The dinner was limited to only 40 seats at $100 per seat. Welcome appetizers included lamb lollipops with pistachio mole and sashimi tuna rolls made with jicama sheets, avocado, radish and a soy reduction. The rest of the menu with wine pairings was as follows:
- Salad: sorrel micro greens, chayote, cilantro sprigs, lime zest, jalapeno oil, oyster jus and pepitas (NV Champagne Charles de Cazanove, Champagne, France)
- Soup: avocado, vegetable broth, cilantro, serrano pepper oil, tomatillo, cava sparkling wine (2013 Boedecker Cellars Rose of Pinot Noir, Willamette Valley, Oregon)
- Seafood: pan-seared, cumin-dusted diver scallops; tomatillo burre blanc; roasted cauliflower puree (2013 Laxas Albarino, Rias Biaxas, Spain)
- Main course: chile en nogada ground veal slow cooked with Albarino wine and fruits,walnuts, sherry wine, house-made goat cheese and cream sauce (2011 Brochelle Zinfandel, Paso Robles, California)
- Dessert: house-made flan (2012 Gagliardo Moscato, Piedmont, Italy)

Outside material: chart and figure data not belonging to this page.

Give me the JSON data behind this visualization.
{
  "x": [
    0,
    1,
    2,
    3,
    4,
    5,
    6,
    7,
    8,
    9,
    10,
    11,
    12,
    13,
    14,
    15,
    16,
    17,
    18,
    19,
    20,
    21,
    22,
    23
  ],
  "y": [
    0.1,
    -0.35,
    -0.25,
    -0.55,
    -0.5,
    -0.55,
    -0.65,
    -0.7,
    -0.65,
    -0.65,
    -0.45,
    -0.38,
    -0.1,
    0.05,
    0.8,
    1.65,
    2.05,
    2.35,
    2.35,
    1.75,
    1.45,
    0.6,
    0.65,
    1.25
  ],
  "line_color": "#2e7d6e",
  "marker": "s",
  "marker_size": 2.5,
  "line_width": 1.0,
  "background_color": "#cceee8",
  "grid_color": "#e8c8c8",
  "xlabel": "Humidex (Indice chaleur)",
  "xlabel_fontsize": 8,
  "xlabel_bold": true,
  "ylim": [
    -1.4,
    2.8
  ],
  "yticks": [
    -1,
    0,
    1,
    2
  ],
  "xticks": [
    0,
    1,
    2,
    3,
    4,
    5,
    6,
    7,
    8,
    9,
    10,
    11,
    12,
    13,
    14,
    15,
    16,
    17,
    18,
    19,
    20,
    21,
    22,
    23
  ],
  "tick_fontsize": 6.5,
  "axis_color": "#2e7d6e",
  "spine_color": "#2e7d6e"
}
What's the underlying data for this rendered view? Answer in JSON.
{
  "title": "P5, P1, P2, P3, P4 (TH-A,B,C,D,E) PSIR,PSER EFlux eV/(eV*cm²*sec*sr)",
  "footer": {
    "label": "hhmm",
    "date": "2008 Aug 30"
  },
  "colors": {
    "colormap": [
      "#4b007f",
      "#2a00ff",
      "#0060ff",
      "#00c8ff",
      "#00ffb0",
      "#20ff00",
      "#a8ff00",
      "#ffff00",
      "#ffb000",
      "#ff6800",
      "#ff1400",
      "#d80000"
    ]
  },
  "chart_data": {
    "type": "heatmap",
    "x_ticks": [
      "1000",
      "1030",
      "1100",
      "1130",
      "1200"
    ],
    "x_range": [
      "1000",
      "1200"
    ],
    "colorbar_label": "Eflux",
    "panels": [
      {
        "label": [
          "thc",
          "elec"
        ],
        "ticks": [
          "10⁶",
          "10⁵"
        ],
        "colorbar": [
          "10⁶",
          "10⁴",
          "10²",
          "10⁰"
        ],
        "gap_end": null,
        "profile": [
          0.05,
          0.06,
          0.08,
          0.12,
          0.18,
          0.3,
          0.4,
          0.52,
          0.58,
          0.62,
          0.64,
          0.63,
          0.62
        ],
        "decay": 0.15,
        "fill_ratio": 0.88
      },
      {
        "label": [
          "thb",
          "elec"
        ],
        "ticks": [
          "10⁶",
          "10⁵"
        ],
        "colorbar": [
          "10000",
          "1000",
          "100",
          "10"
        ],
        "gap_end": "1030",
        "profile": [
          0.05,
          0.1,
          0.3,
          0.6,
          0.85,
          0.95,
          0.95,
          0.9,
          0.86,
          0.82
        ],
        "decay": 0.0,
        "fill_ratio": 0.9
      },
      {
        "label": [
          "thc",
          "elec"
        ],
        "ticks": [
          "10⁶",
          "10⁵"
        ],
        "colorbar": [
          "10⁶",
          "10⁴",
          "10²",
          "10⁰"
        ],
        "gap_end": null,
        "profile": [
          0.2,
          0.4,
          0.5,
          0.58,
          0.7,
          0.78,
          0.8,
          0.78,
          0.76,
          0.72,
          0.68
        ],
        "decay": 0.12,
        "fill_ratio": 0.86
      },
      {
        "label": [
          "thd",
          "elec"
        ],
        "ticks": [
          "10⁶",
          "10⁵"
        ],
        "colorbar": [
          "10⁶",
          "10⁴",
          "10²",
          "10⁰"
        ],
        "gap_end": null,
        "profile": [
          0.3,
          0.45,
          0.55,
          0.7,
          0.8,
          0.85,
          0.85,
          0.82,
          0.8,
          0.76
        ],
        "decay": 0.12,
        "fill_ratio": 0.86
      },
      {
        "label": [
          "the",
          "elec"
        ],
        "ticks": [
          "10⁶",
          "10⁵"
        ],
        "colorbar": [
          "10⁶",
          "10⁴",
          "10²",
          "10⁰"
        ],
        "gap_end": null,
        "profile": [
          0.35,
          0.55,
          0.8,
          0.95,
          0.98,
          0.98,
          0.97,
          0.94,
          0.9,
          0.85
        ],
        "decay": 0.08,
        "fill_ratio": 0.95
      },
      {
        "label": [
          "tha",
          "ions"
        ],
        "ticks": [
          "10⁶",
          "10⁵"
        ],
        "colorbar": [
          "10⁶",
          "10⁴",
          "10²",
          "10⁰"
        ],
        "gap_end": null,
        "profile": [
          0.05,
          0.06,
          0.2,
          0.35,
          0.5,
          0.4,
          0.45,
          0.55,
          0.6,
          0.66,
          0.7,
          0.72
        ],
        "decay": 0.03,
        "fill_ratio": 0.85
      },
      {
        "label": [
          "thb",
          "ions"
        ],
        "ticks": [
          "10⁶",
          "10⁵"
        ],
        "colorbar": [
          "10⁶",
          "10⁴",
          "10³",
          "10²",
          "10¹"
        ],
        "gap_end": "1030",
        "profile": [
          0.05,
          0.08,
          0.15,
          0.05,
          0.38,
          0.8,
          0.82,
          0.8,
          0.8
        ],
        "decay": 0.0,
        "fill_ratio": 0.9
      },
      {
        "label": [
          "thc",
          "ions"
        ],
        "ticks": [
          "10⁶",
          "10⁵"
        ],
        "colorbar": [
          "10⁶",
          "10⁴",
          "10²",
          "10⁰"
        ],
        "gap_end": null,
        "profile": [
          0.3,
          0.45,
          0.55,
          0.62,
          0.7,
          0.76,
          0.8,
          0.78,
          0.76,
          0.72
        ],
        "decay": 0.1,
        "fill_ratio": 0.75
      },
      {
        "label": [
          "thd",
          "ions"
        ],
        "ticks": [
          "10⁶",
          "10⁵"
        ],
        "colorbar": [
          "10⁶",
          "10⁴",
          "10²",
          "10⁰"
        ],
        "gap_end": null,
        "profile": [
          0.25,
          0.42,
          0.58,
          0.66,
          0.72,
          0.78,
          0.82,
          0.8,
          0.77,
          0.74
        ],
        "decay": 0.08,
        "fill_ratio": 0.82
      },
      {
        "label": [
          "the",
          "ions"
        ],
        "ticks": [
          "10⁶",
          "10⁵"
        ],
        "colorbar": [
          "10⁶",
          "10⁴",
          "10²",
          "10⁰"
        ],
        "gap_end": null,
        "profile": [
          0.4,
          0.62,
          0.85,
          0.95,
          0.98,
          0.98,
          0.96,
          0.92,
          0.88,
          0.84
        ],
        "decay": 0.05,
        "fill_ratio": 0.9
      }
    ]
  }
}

Chef Garcia is returning to Asheville after managing the resort Morada Bay in Islamorada in the Florida Keys. “I just got tired of going back and forth every month,” he explains. “It was really good money down there, but my family just loves Asheville, we love the mountains and don’t really want to leave.”
There are plans for these dinners to be a regular occurrence, and with the praise the meal received from its stuffed guests and diners, I would recommend checking in this summer to see what they have scheduled. “It’s something that we might do every quarter,” Garcia says. “Not too often, but we’re thinking of doing a Champagne and seafood dinner in July.”